Ryota Brasileira

Autor(a): Jennifer Maurer


Volume 3 – Arco 3

Capítulo 9: Negociações

A caneta deslizava com facilidade pela folha pálida pouco iluminada. A escrita se desenrolava lentamente, às vezes acelerando conforme ele tinha facilidade em colocar as palavras no papel. O bloco, visto daquele ângulo, já tinha pelo menos metade das folhas preenchidas. Certamente houve bastante dedicação em cada coisa escrita ali. Mesmo alguém que apenas via de relance o que o rapaz fazia, agora com certa frequência, reparava na expressão suave de seu rosto.

Seus olhos, embora concentrados no papel, às vezes ganhavam um tom diferente. Se estreitavam, pensativos, como se recordassem algo, então voltavam a se abrir de novo, focados em colocar tudo em palavras. Às vezes, ele ria com o nariz. Outras, suspirava pesadamente. Mas, no fim, não importava quantas vezes ele mudasse, ou quantos grunhidos diferentes escapassem inconscientemente de sua garganta, Zero sempre fechava o bloquinho com um sorriso casual no rosto.

Daquela vez, no entanto, ele foi interrompido num susto antes mesmo de ser capaz de preencher a folha com sua letra inconstante, quase deixando cair tudo o que segurava. Ele fechou rapidamente o caderno ao ver quem estava ali, claramente envergonhado e preocupado que o outro tivesse lido qualquer coisa.

— O-O que você quer? Estou ocupado — Zero resmungou, ignorando ao máximo o calor nas bochechas e o coração disparado. 

— Nada que venha de você — Sora respondeu rapidamente e na mesma medida, se recostando na parede com os braços cruzados. A luz da janela na qual o garoto de cabelos violeta estava sentado alcançou seu corpo. — Apenas vim lembrá-lo de estar pronto para partirmos em breve. A mestre não tolerará atrasos.

— Eu sei disso.

Zero engoliu em seco, desconfortável, enquanto prendia a caneta de quatro cores no aro do bloquinho.

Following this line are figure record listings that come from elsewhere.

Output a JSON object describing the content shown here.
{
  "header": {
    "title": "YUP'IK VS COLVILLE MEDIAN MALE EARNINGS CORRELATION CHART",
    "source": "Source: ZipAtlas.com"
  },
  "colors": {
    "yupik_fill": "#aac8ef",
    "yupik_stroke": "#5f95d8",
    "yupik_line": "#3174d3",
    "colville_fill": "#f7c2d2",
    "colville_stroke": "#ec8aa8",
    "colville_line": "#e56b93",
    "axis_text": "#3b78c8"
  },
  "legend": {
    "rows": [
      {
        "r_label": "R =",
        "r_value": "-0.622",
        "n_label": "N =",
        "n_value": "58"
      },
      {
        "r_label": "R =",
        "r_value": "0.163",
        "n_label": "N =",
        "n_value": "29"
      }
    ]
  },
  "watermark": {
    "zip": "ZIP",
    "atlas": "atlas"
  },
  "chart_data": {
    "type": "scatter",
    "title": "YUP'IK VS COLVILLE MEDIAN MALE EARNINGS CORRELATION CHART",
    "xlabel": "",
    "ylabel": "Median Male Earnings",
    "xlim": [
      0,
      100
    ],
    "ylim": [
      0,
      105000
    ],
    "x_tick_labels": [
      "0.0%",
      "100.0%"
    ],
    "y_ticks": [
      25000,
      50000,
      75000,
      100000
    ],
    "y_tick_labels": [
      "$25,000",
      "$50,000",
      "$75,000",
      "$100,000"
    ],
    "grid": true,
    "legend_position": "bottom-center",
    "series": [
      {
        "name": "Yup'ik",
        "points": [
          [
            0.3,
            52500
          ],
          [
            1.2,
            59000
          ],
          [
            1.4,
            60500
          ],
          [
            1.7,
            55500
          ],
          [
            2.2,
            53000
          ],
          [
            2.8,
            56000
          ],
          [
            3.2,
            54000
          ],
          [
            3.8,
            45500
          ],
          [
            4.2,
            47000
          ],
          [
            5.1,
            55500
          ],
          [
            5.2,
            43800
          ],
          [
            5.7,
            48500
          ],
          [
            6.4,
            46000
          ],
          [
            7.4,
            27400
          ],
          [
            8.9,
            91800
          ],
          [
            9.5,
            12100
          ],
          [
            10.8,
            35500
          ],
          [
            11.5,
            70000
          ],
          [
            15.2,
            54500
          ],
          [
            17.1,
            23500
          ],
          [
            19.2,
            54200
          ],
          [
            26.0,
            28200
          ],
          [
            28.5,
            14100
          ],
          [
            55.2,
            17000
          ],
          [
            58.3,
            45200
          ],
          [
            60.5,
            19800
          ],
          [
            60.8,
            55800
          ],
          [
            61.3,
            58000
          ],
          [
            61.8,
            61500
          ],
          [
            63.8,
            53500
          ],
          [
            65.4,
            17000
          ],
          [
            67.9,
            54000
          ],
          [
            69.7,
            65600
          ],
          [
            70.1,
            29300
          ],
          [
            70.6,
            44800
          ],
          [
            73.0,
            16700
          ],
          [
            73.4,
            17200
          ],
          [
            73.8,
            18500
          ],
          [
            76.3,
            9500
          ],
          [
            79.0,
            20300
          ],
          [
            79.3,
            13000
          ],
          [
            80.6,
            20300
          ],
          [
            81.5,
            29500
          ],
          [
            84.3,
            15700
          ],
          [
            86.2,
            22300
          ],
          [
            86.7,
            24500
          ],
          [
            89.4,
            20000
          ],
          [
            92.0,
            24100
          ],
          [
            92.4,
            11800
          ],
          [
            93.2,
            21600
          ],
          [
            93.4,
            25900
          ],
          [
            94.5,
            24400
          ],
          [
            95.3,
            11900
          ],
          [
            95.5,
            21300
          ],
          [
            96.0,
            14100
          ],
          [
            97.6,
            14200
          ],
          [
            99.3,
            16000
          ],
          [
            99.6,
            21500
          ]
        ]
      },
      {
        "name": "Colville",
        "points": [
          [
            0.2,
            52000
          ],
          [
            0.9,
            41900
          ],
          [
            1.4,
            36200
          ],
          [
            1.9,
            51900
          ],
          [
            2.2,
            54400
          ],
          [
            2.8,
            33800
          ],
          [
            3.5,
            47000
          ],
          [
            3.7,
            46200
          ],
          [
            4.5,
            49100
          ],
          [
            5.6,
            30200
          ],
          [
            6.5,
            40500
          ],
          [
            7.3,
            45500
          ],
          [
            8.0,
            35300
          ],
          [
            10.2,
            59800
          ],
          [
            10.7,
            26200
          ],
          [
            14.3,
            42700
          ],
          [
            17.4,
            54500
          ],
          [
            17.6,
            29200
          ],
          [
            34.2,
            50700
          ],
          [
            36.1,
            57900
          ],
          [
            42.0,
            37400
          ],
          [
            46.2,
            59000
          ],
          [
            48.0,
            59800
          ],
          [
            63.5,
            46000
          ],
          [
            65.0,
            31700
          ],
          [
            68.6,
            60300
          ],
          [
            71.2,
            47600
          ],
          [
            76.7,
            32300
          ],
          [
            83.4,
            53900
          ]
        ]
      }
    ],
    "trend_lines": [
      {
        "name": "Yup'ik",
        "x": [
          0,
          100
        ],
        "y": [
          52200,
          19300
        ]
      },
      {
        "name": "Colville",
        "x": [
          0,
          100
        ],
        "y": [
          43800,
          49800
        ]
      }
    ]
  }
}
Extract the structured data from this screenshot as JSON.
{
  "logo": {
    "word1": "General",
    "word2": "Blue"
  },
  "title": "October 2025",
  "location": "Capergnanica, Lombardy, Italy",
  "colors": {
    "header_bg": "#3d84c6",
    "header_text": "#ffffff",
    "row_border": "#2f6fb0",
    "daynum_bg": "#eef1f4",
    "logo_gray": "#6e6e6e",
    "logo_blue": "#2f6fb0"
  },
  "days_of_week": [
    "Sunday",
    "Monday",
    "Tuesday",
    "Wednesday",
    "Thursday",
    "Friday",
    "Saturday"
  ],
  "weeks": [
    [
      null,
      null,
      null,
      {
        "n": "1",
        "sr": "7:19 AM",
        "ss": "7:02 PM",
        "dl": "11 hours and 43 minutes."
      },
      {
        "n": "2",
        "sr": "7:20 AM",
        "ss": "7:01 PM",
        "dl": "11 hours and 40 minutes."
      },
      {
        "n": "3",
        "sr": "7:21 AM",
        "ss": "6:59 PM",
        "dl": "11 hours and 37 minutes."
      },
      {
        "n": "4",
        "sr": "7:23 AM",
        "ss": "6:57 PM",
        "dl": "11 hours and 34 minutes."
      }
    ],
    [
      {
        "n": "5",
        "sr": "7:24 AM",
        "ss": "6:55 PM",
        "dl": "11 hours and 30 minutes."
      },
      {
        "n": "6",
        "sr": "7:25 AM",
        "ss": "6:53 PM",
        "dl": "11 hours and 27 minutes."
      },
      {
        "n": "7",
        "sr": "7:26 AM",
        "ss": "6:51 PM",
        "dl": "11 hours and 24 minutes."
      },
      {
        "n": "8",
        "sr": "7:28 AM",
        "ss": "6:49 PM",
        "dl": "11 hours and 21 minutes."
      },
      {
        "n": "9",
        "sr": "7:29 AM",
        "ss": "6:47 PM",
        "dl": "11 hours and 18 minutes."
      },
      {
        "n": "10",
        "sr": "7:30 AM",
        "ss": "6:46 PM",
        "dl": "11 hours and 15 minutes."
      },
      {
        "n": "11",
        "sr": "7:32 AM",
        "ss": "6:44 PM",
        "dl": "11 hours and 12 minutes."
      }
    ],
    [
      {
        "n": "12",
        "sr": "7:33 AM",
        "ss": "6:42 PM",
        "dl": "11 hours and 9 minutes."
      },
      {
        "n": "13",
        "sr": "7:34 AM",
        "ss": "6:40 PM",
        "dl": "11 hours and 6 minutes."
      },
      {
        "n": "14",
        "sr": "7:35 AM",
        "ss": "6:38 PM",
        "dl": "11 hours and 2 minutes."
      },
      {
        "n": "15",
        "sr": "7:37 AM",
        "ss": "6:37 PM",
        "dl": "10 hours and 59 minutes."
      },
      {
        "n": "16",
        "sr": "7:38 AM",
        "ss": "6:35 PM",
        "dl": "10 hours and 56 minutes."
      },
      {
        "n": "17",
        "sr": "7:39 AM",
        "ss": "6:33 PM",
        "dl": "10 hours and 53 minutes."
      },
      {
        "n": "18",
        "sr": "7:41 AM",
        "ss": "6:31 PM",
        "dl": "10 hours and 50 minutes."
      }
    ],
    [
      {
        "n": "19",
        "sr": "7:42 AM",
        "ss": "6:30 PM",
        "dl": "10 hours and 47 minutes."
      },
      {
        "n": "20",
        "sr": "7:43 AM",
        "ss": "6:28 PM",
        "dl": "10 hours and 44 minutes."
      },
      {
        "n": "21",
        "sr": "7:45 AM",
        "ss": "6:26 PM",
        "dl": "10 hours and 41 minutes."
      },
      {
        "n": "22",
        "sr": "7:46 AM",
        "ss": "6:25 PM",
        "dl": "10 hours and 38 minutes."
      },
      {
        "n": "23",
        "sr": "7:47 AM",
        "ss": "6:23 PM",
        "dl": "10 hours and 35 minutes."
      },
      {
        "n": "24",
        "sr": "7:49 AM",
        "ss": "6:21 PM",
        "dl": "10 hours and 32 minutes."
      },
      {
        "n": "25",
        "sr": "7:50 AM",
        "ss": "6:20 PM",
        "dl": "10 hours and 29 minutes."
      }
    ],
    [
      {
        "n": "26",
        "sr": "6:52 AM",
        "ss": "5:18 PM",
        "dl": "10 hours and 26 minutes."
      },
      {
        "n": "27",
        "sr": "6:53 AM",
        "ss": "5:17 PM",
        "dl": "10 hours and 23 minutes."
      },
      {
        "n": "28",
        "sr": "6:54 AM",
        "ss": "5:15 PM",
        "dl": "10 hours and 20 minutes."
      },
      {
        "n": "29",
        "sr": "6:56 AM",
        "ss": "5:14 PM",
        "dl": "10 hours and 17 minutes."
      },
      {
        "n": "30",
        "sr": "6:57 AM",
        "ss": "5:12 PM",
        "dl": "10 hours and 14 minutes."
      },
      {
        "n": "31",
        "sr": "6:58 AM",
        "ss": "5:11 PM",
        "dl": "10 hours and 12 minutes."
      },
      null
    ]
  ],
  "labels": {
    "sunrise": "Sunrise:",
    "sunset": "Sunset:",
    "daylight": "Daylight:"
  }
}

— É bom que saiba, mesmo — sussurrou o assassino — Espero que não ter que lidar com qualquer contratempo antes do Debute.

O jovem se colocou de pé, ignorando as palavras disparadas. Mal tinha se colocado a andar, visando o próprio quarto, quando Sora piscou e virou o rosto.

— Então evite quaisquer estresses desnecessários.

— Qual é a sua?

Voltando-se para o colega — o máximo que Zero poderia dizer que eram, uma vez que a relação entre eles, quando sozinhos, era bastante fria e quase hostil —, assim rebatendo com irritação transbordando na voz, seus olhos prateados se afiaram para o outro.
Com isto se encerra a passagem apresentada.